PAH Anaerobic Biodegradation Assessment by Stable Isotope Technologies

The main goals of the current project were to prove and quantify the use of PAHs in polluted marine and freshwater systems by methanogenic and sulphate-reducing microbiota, and characterize the key microorganisms. My research has included other compounds (for example heteroatomic PAH, like dibenzothiophene, carbazole and dibenzofuran) and which were not considered in my initial plans, but have similar characteristics: they are abundant in oil and oily products, they are relatively water soluble, they have been only poorly studied, and some possess toxic and carcinogenic properties as well. The samples to work with were mainly collected from a contaminated site in Gölzau (Germany) and kindly provided by Dr. Yao Jun, our cooperating partner from the University of Science and Technology of Beijing, China. These samples were taken from an oil reservoir in China. In addition, thanks to Dr. Srikanth Mutnuri from the Birla Institute of Technology and Science (BITS-Pilani, Goa, India), I could obtain samples from a hydrocarbon-polluted harbour in Goa. Finally, a collaboration with the group of Dr. Anna Maria Solanas, from the Department of Microbiology of the University of Barcelona, offered me the opportunity to work in an alkylbenzenes-contaminated aquifer in Spain.

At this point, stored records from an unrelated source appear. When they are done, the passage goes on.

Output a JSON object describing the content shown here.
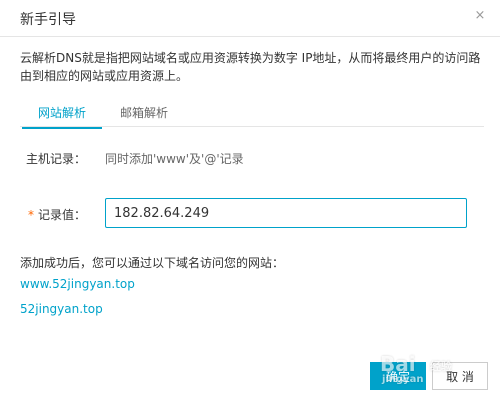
{
  "dialog": {
    "title": "新手引导",
    "close_glyph": "×"
  },
  "intro_text": "云解析DNS就是指把网站域名或应用资源转换为数字 IP地址，从而将最终用户的访问路由到相应的网站或应用资源上。",
  "tabs": [
    {
      "label": "网站解析",
      "active": true
    },
    {
      "label": "邮箱解析",
      "active": false
    }
  ],
  "host_record": {
    "label": "主机记录：",
    "value": "同时添加'www'及'@'记录"
  },
  "record_value": {
    "required_mark": "*",
    "label": "记录值：",
    "value": "182.82.64.249"
  },
  "success_message": "添加成功后，您可以通过以下域名访问您的网站：",
  "domains": [
    "www.52jingyan.top",
    "52jingyan.top"
  ],
  "buttons": {
    "confirm": "确定",
    "cancel": "取 消"
  },
  "watermark": {
    "brand": "Bai",
    "sub": "jingyan",
    "tail": "经验"
  },
  "colors": {
    "accent": "#00a2ca",
    "required": "#ff6600"
  }
}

From all these polluted sites, different cultivation experiments were set up and the results are summarized below:
• Microcosms under sulphate-reducing conditions using groundwater from Gölzau, containing 2-methyl-phenanthrene, heteroatomic PAHs (carbazol, dibenzothiophene, dibenzofuran) and dissolved in a heptamethylnonane phase were set up. Growth in carbazol and dibenzothiophene as sole carbon sources was detected and future experiments performed in the Department should determine the activation mechanisms.
• A cometabolism experiment with ten different PAHs was performed in cooperation with a PhD student from my department, and potential cometabolic degradation of several of them (including carbazol, dibenzothiophene, methylphenanthrene and decylbenzene) has been detected. Several microcosms were extracted and the metabolites have to be identified. A publication is expected from this work.
• Thanks to the collaboration with Dr. Srikanth Mutmuri from the Birla Institute of Technology and Science (BITS-Pilani, Goa, India), Enrichment cultures under sulphate-reducing and methanogenic conditions were set up using contaminated sediments from Goa, using oil as substrate to avoid the loss of metabolic potential. Some of the microcosms exhibited degradation potential, but the biomass is still low to conduct further experiments.
• An experiment using linear alkylbenzenes (LAB) as carbon sources and groundwater from a LAB-contaminated aquifer was set up in collaboration with people from the Microbiology Department of the University of Barcelona. The method for Compound Specific Isotope Analysis (CSIA) by GC-IRMS of these compounds was wet up. However, after several months of incubation no fractionation (C or H) on the different compounds was observed. Nevertheless, the cultures are being maintained in the lab for future investigations.
• Finally, the fruitful collaboration with Prof Jun Yao, from the University of Science and technology of Beijing, gave me the chance to obtain samples from an oil reservoir. This system can be used as model for hydrocarbon anaerobic (in this case methanogenic) polluted sites, like groundwaters and marine sediments, as it is being constantly supplied water. I studied it in collaboration with the Chinese research group and the group of the Department of Geomicrobiology, Federal Institute for Geosciences and Natural Resources (BGR).
Isotopic measurements of reservoir fluids and GC-analysis of the oil confirmed that the reservoir is highly methanogenic and that PAH degradation is taking place in situ. In addition to the field measurements, microcosms containing 13C-labelled aromatic hydrocarbons (methylnaphthalene, ethylbenzene and m-xylene) were set up and we detected production of labelled methane in some of them, which confirms that methanogenic degradation of aromatic hydrocarbons (including PAH) is a feasible process in oil reservoirs. Microcosms amended with oil exhibited a high rate of methane production and the consortia could extensively degrade oil under these conditions. Moreover, the results of the isotopic measurements of the enrichment cultures at different temperatures and some additional experiments with 13C-labelled acetate suggest that the metabolic pathway for the mineralization of PAH is depending, among other factors, on the temperature. Finally, the microbial communities from the reservoir were characterized. High amounts of methanogenic archaea and putative syntrophic bacteria were detected, indicating syntrophic oxidation of hydrocarbons or fermentation products coupled to hydrogenotrophic methanogenesis is likely occurring. As a result of this work, a manuscript has been published (Jiménez et al., 2012. Org Geochem 2: 44-54), another one is to be submitted and some more are under preparation.

Regarding the use of BACTRAPs®, preliminary exposure experiments have been done in Gölzau using activated charcoal as carrying material. The performance (regarding the sorption and desorption properties) of this material had been previously tested in vitro and it had proven to be suitable to be used in situ. In the first step, naphthalene and phenanthrene have been selected for the experiments in situ, because their metabolism has already been studied.